Chocolate custard Filling:

  • 100g vanilla custard powder

  • 2 tbsp dutch processed cocoa powder

  • Milk as per custard powder packet instructions

  • Sugar as per custard powder packet instructions

Chocolate Ganache:

  • 1/4 cup heavy cream

  • 3/4-1 cup semi sweet chocolate

Assembly:

  • 25-27 oz puff pastry sheets ( I use 3 sheets, about 8 oz each)

  • 1/4 cup milk to brush

Directions: 

  1. Chocolate custard Filling: Add cocoa powder to the custard powder. Prepare the custard as per package instructions. Let the custard thicken and set so it is pipable. If need be cook it for longer to thicken.

  2. Ganche: On a saucepan add heavy cream and let it heat up, you do not need to bring it to a boil. Once warm turn off the heat and add the chocolate. Let it sit submeged in the cream for 3-4 minutes and then whisk till it is smooth. It should be thick. Let it chill in the fridge for 30-60 minutes till it is pipable. For a ganache making video click here.

  3. Preheat the oven to 375F.

  4. Assembly: Keep a parchment-lined baking ready. If you have circle-shaped silicone/steel baking rings then use those otherwise form them using foil. Fold a foil paper sheet horizontally into a strip like you would a fan. Shape it into a circle and fold the edge over the end to hold it in place. The circle should be a little bigger than the croissant you have rolled.

    1. Roll out a thawed puff sheet slightly. Cut the sheet horizontally into thin strips, about an inch wide. I usually get about 10 strips from each sheet.

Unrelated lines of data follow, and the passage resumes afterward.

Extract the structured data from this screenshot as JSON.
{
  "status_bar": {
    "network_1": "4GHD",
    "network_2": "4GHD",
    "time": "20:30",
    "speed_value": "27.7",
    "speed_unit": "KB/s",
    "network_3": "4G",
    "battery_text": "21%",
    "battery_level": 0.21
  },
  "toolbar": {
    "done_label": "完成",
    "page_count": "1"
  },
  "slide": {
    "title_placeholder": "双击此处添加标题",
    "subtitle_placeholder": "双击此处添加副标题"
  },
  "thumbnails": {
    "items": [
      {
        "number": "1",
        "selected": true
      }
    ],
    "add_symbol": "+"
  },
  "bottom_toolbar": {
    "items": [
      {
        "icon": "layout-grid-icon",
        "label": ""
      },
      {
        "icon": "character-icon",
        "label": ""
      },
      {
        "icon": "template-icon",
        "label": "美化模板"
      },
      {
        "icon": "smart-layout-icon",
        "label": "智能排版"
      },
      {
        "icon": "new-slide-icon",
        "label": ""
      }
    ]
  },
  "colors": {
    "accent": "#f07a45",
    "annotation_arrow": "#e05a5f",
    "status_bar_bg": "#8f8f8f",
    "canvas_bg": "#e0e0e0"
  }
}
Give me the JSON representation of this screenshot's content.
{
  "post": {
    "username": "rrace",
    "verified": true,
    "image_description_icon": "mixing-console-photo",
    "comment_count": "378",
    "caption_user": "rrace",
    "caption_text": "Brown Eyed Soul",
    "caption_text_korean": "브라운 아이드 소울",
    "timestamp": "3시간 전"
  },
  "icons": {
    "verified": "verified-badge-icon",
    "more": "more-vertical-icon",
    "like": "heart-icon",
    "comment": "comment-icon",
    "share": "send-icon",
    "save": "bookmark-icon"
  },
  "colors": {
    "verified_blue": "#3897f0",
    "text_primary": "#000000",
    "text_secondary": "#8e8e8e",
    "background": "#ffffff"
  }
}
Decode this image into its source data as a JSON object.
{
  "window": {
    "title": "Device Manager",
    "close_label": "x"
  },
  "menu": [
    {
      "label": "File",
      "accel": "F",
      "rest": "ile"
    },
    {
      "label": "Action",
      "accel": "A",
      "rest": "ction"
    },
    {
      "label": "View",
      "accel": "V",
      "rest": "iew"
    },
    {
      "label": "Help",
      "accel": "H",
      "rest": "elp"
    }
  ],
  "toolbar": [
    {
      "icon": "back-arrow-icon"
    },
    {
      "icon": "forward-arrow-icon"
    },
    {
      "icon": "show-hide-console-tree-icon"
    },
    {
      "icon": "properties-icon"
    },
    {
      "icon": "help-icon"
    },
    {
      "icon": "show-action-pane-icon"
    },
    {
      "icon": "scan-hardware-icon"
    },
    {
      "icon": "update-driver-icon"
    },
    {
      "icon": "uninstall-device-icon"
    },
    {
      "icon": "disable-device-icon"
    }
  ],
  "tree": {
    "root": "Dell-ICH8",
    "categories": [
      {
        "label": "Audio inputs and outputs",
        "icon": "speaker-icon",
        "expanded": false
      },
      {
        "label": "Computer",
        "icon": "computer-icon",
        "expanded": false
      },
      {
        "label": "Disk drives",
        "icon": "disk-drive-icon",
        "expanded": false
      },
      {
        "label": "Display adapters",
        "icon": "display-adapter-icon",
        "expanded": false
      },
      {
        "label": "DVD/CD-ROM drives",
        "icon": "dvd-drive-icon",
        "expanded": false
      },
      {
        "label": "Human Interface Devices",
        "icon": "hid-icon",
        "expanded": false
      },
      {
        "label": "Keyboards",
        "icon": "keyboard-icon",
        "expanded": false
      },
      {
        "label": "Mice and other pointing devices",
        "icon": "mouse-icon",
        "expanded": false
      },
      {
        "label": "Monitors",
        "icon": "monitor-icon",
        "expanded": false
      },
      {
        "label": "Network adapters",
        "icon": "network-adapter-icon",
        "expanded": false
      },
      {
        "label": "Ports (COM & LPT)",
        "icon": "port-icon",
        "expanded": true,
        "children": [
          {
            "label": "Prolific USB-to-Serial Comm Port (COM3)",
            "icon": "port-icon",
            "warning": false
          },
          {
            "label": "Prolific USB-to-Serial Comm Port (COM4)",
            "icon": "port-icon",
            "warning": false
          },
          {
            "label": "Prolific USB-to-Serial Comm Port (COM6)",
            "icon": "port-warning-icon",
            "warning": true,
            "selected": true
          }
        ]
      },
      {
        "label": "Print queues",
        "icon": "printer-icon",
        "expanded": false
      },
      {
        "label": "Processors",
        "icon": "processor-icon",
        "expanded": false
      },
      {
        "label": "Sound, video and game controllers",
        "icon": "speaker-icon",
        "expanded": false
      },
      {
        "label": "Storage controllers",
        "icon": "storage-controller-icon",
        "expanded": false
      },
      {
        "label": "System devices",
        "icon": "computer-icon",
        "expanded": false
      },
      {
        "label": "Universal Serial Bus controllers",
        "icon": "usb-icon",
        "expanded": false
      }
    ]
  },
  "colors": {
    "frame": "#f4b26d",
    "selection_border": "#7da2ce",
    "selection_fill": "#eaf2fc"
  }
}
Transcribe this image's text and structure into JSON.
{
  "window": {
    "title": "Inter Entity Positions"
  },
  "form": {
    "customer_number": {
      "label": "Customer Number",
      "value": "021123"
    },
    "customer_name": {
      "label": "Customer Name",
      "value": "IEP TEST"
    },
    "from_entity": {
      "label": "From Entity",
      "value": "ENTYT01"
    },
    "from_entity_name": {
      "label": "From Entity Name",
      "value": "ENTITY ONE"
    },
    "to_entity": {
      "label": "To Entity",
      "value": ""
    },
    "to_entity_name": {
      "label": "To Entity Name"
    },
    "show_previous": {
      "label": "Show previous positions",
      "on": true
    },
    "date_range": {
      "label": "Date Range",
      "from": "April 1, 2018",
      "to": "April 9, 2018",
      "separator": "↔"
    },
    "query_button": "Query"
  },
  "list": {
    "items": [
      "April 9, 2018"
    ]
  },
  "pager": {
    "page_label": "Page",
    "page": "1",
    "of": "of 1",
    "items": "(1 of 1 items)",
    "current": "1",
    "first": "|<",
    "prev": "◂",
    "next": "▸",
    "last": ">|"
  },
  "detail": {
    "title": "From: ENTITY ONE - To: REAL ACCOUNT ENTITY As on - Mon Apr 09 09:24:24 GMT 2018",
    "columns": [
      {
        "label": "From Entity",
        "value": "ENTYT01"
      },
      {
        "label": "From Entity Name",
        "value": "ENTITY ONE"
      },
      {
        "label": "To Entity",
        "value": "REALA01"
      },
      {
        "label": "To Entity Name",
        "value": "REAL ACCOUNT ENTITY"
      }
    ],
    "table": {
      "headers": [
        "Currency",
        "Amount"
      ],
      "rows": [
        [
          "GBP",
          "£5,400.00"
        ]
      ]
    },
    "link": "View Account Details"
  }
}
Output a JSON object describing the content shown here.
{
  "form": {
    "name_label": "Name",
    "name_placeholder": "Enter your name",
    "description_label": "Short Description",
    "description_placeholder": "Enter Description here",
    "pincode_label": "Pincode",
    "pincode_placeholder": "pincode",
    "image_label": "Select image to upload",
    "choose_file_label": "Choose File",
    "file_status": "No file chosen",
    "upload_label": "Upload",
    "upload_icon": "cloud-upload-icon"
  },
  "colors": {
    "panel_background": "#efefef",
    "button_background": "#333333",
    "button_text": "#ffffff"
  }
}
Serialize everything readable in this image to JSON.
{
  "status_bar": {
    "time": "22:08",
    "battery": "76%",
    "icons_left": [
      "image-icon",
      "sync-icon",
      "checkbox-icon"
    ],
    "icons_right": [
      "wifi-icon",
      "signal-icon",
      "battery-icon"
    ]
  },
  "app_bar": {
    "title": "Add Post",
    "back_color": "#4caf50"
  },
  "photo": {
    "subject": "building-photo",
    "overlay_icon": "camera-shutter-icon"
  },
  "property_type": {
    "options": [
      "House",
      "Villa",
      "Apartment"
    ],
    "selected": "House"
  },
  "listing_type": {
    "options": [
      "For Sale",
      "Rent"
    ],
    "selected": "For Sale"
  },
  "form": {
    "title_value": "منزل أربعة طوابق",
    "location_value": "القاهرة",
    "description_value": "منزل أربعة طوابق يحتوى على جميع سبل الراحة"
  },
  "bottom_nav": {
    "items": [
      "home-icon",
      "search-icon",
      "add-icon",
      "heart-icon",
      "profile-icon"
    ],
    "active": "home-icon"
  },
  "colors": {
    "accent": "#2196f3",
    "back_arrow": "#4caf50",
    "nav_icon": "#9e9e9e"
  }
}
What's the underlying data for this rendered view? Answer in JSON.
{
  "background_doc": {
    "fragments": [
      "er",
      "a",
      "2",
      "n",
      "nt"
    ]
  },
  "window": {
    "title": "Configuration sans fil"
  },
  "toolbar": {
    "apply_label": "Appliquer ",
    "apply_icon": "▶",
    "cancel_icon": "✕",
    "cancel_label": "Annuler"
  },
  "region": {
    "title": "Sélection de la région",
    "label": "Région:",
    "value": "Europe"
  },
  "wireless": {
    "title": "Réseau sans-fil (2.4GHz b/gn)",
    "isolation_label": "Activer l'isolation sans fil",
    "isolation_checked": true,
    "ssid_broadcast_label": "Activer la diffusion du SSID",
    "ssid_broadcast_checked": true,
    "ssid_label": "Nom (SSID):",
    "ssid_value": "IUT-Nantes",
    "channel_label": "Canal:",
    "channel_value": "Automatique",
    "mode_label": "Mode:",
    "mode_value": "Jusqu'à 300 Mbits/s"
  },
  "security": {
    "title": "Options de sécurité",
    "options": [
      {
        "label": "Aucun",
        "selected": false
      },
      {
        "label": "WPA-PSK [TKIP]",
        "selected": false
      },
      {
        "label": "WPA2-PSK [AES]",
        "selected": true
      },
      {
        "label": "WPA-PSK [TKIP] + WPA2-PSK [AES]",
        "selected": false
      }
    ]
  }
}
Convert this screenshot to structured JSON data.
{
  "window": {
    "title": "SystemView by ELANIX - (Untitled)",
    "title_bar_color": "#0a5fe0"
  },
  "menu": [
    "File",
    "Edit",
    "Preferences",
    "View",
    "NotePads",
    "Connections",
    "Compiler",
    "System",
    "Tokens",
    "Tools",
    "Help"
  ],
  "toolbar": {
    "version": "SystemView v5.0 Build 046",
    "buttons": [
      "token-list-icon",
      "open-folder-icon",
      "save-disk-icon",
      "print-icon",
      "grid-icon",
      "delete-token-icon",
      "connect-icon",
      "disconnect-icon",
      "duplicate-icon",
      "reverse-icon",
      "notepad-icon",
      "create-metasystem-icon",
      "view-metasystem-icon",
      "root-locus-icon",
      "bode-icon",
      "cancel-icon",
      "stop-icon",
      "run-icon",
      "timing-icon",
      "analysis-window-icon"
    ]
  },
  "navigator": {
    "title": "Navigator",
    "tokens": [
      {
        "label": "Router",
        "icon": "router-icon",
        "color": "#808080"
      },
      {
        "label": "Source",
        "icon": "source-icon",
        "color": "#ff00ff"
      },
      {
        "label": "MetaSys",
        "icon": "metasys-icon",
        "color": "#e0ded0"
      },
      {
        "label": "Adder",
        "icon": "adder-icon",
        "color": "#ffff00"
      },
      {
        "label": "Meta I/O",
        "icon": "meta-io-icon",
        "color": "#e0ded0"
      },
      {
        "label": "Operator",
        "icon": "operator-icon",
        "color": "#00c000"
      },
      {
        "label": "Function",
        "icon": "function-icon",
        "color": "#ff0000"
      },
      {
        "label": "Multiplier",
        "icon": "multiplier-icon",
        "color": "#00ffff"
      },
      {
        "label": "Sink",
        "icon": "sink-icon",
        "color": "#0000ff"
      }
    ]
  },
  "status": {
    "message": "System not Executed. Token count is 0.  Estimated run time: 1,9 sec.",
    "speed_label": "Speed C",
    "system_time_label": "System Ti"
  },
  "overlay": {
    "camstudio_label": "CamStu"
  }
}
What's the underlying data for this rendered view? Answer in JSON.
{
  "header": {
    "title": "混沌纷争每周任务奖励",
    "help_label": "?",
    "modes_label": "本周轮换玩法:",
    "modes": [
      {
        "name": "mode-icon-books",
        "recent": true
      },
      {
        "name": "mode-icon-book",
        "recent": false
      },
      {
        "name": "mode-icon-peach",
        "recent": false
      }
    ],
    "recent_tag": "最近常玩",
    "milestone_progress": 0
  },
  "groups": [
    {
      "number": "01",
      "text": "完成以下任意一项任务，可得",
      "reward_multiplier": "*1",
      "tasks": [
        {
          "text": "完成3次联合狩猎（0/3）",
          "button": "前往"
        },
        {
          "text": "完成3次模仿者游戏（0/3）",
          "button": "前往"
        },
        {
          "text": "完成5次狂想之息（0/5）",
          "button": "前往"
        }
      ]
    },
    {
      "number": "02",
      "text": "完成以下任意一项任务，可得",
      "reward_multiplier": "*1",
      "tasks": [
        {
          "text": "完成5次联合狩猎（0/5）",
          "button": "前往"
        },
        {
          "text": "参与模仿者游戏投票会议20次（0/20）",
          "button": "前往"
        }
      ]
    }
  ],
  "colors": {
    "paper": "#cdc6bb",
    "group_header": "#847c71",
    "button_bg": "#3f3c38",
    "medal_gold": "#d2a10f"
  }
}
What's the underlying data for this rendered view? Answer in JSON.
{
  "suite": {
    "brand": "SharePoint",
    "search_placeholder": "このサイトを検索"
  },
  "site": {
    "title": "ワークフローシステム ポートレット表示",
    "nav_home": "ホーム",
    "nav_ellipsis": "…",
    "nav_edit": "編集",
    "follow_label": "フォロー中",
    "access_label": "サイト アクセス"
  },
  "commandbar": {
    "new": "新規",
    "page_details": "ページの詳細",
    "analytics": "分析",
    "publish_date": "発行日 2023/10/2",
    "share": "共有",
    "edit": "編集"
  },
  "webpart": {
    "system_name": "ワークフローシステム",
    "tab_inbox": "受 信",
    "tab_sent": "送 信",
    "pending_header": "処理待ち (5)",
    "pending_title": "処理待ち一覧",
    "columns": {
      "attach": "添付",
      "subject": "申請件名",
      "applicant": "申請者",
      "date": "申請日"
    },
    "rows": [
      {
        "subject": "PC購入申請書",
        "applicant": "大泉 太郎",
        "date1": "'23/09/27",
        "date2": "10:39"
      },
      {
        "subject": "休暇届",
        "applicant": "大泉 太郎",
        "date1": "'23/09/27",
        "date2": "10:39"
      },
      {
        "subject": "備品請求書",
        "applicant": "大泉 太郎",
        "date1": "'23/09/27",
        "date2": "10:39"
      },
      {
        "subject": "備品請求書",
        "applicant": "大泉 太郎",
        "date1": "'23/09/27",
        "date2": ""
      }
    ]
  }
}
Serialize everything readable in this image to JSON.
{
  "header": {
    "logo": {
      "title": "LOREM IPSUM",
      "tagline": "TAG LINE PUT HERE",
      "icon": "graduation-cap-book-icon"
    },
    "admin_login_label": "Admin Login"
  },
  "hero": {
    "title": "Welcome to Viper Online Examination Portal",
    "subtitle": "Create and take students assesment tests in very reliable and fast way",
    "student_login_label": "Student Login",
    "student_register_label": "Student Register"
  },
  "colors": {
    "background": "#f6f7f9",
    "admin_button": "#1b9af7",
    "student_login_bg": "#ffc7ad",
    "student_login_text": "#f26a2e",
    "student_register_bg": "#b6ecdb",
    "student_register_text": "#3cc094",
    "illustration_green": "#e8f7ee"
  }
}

    2. Roll a strip over itself tightly towards you to start forming the supreme croissant. Towards the end of the strip, press the end onto the end of another strip and continue rolling it over tightly. Repeat the process for 3-4 strips, depending on the size of croissants you like. I joined 4 strips together to form the croissant supreme.

    3. Use milk to press the final strip end onto the rolled croissant to form the croissant.

    4. Place the croissant carefully on the parchment-lined baking tray. Place the foil/baking circle around each croissant.

    5. Brush milk over each croissant.

    6. Place a baking tray over the croissant making sure each croissant is covered

  5. Bake at 375 for 20-22 minutes till the croissants tops have started browning slightly and the bottom of the croissants are fully brown. Flip the croissants over and rotate the tray and let it bake again for 13-15 minutes till they are fully browned and cooked through. The baking tray needs to be covering the croissants the entire time.

  6. Let it rest for 8-10 mins once out of the oven. Remove the tray that is on top while cooling. Remove the foil/ baking circles.

  7. Use a knife and cut a hole on the top of the cooled croissant. Be sure to make the hole deep so you can put enough filling in it.

  8. Put the chocolate custard filling in the piping bag and then carefully fill the croissant.

  9. Put the chocolate ganache in a piping bag and pipe it on top of the hole of the croissant to cover the hole and decorate it.

  10. Serve and enjoy!

Notes/Tips:

  • Using a foil/baking circle is important to maintain the shape of the croissant.

  • Placing a baking tray over the croissants while baking helps them maintain their shape and not puff them up.

  • Make sure the filling is thickened so it is easy to pipe and doesn’t ooze out.

  • Make sure the hole you make is deep and wide so that you can put enough filling inside.

  • These are freshest on the same day. The puff pastry will dry up after so you will need to reheat the croissants. So ideally fill the croissants only the day you need them.